O interior do 147 álcool está do mesmo jeito de quando o modelo estava na ativa. As forrações dos bancos e das portas carregam as marcas dos tempos que andava com a equipe do ministério.

Fiat 147 álcool
Foto | Marlos Ney Vidal/Autos Segredos

Andando

Se o desempenho do 147 1050 já foi interessante, o 147 1300 a álcool surpreendeu, para um veículo de 40 anos. Ao lado do Robson, dei a partida e o cheiro de álcool tomou conta do local.

Fiat 147 álcool
Foto | Marlos Ney Vidal/Autos Segredos

Engatei a primeira e sai com todo cuidado, afinal, estava dirigindo uma relíquia que faz parte da história do automóvel brasileiro.

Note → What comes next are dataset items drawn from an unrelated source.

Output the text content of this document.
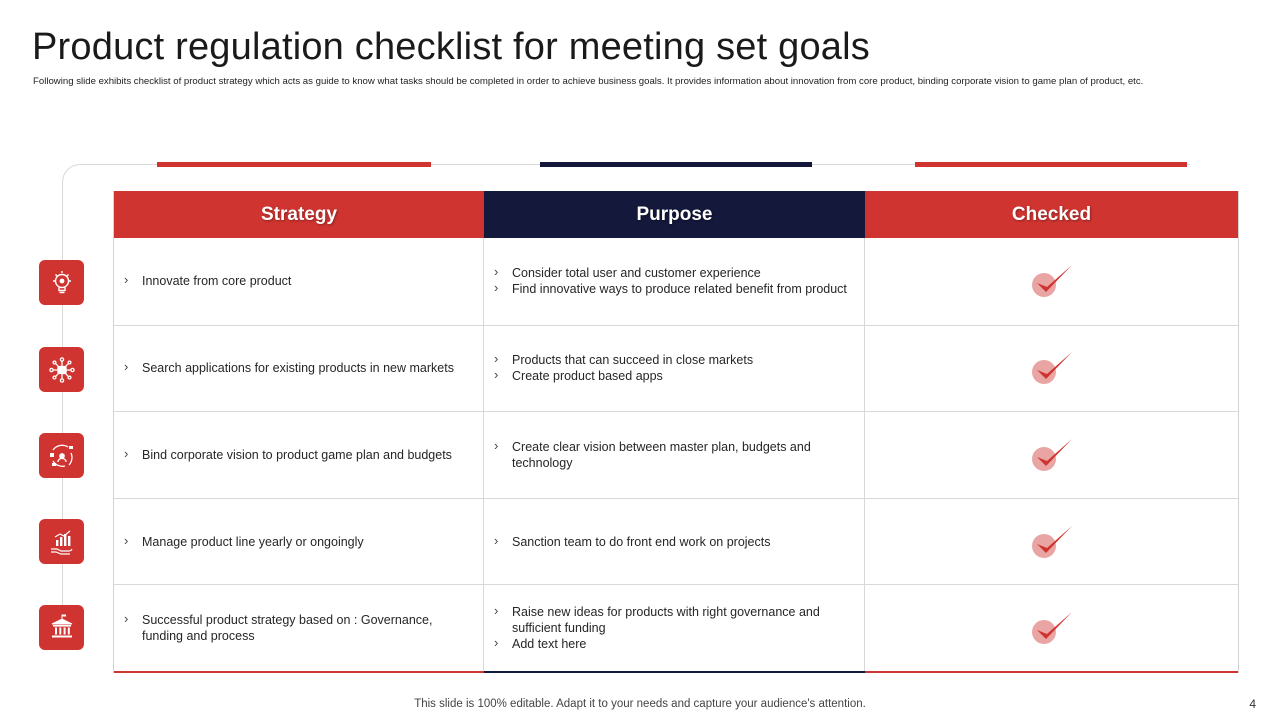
Product regulation checklist for meeting set goals
Following slide exhibits checklist of product strategy which acts as guide to know what tasks should be completed in order to achieve business goals. It provides information about innovation from core product, binding corporate vision to game plan of product, etc.
Strategy	Purpose	Checked
› Innovate from core product
› Consider total user and customer experience
› Find innovative ways to produce related benefit from product
› Search applications for existing products in new markets
› Products that can succeed in close markets
› Create product based apps
› Bind corporate vision to product game plan and budgets
› Create clear vision between master plan, budgets and technology
› Manage product line yearly or ongoingly
›	Sanction team to do front end work on projects
› Successful product strategy based on : Governance, funding and process
› Raise new ideas for products with right governance and sufficient funding
› Add text here
This slide is 100% editable. Adapt it to your needs and capture your audience's attention.	4
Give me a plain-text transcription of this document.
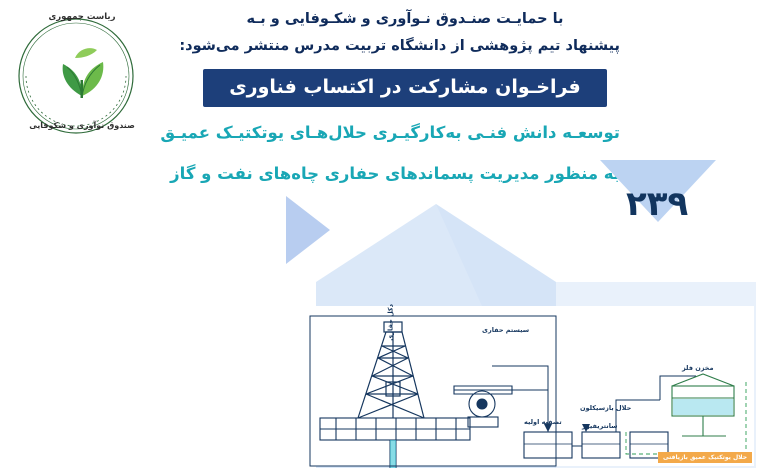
ریاست جمهوری
صندوق نوآوری و شکوفایی
با حمایـت صنـدوق نـوآوری و شکـوفایی و بـه
پیشنهاد تیم پژوهشی از دانشگاه تربیت مدرس منتشر می‌شود:
فراخـوان مشارکت در اکتساب فناوری
توسعـه دانش فنـی به‌کارگیـری حلال‌هـای یوتکتیـک عمیـق
به منظور مدیریت پسماندهای حفاری چاه‌های نفت و گاز
۲۳۹
دکل حفاری	سیستم حفاری
تصفیه اولیه
حلال بازسیکلون
سانتریفیوژ
مخزن فلز
حلال یوتکتیک عمیق بازیافتی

Já na pista, fiquei mais solto e com o aval do Robson, acelerei mais forte o cachacinha. O motor 1300 embala rapidamente e logo já estou com a quarta marcha engatada. Na reta da pista dou aquela esticada e o 147 segue todo serelepe. Ao reduzir para entrar na curva, piso no freio e reduzo para a terceira e o hatch a contorna sem susto. O câmbio de quatro marchas trabalha bem com motor 1.3, os engates não são tão precisos, mas, uma pisada mais funda no pedal embreagem ajuda. O câmbio tem engates curtos.

Bom torque

O motor 1300 a álcool foi desenvolvido a partir do 1300 que se mostrou mais apto a usar o álcool. A potência era apenas de 1 cv a mais que o similar movido a gasolina, ficando com potência final de 62 cv. Já o torque considerando a potência do motor era alto e chegava a 11,5 kgfm, isso explica as boas retomadas na pista durante nossas voltas.

Mudanças

Entre as alterações do motor para beber álcool, estão a taxa de compressão que foi elevada de 7,5:1 na gasolina para 11,2:1 com álcool. A carburação também recebeu modificações para que a mistura ar/combustível ficasse mais rica com maior percentual de combustível. Por fim, o motor teve que receber um sistema de partida a frio.

Fiat 147 álcool
Foto | Marlos Ney Vidal/Autos Segredos

Direção

Comum nos dias de hoje, a direção do 147 não tem nenhum tipo de assistência. É uma relação mais direta com o carro, os pneus de aro 13 e o baixo peso do modelo contribuem para deixá-la mais leve.

Suspensão

A suspensão do 147 é independente nas quatro rodas e considerando a idade do projeto ela cumpre bem seu papel. Por erro de um amigo, acabamos por passar numa pista de testes de ruído e ela suportou bem o piso. As batidas são secas, mas, aceitáveis.

Apelido

Não há confirmação oficial, mas, os executivos da Fiat dizem que o apelido de cachacinha do 147 surgiu em seu desenvolvimento. Sem combustível à venda, a marca levava galões de álcool para os testes de rodagem, quando o estoque acabava, chegaram a comprar a cachaça nas tradicionais vendas do interior e abasteciam o 147 com a bebida alcoólica.

Solução

O 147 a álcool foi estimulado pelo Programa governamental “Pró-álcool” criado por um Decreto Governamental em 14 de novembro de 1975. A Fiat comprou a ideia e em 1976 começou a desenvolver o motor a álcool. A marca chegou a rodar mais de 1 milhão de quilômetros em testes com o 147. Até mesmo a equipe do DNER ajudou no desenvolvimento do modelo. Prestando serviço ao departamento, o cachacinha rodou 4.660 quilômetros indo do Rio de Janeiro a Rondonópolis.

Fiat 147 álcool
Foto | Marlos Ney Vidal/Autos Segredos

A chegada do motor a álcool foi uma solução para os altos preços praticados pela gasolina que chegavam quase ao dobro do derivado da cana.

Histórico

Em 1980, o percentual de carros movidos a álcool era de 27%; em 1982, a participação pulou para 28,9%. O ápice foi em 1985, quando a frota de modelos impulsionados pelo combustível chegou a 95,8%. Em 1987, a participação ficou em 93,6%.

Vendas do 147 álcool

De 1979 a 1987, Fiat 147 movido a álcool teve 120.516 unidades vendidas no Brasil.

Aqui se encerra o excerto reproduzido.